The difference is that this time it comes
from the senior commander of American forces in Iraq, Army Lt. Gen. Ricardo Sanchez.
WASHINGTON (Reuters) - The top U.S. commander in Iraq authorized prisoner interrogation tactics more harsh than accepted Army practice, including using guard dogs to exploit "Arab fear of dogs," a memo made public on Tuesday showed.
The Sept. 14, 2003, memo by Army Lt. Gen. Ricardo Sanchez, then the senior commander in Iraq, was released by the American Civil Liberties Union, which obtained it from the government under court order through the Freedom of Information Act.
"The memo clearly establishes that Gen. Sanchez authorized unlawful interrogation techniques for use in Iraq, and in particular these techniques violate the Geneva Conventions and the Army's own field manual governing interrogations," ACLU lawyer Amrit Singh said in an interview.

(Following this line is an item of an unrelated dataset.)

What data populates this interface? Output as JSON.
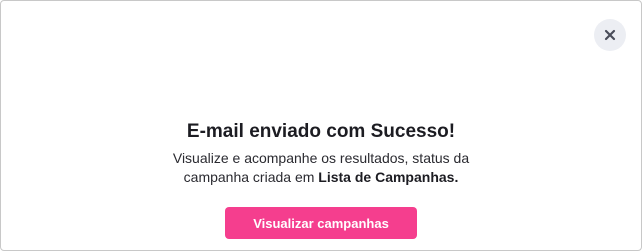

And in a somewhat related story, our punishment of the Iraqi people extends far beyond prisons. Malnurishment in Iraq is now reaching third-world levels.
GENEVA (AP) Almost twice as many Iraqi children are suffering from malnutrition since the U.S.-led invasion toppled Saddam Hussein, a U.N. monitor said Monday.
Four percent of Iraqis under age 5 went hungry in the months after Saddam's ouster in April 2003, and the rate nearly doubled to 7.7 percent last year, said Jean Ziegler, the U.N. Human Rights Commission's special expert on the right to food.
The situation is ``a result of the war led by coalition forces,'' he said.
Overall, more than a quarter of Iraqi children don't get enough to eat, Ziegler told the 53-nation commission, the top U.N. human rights watchdog.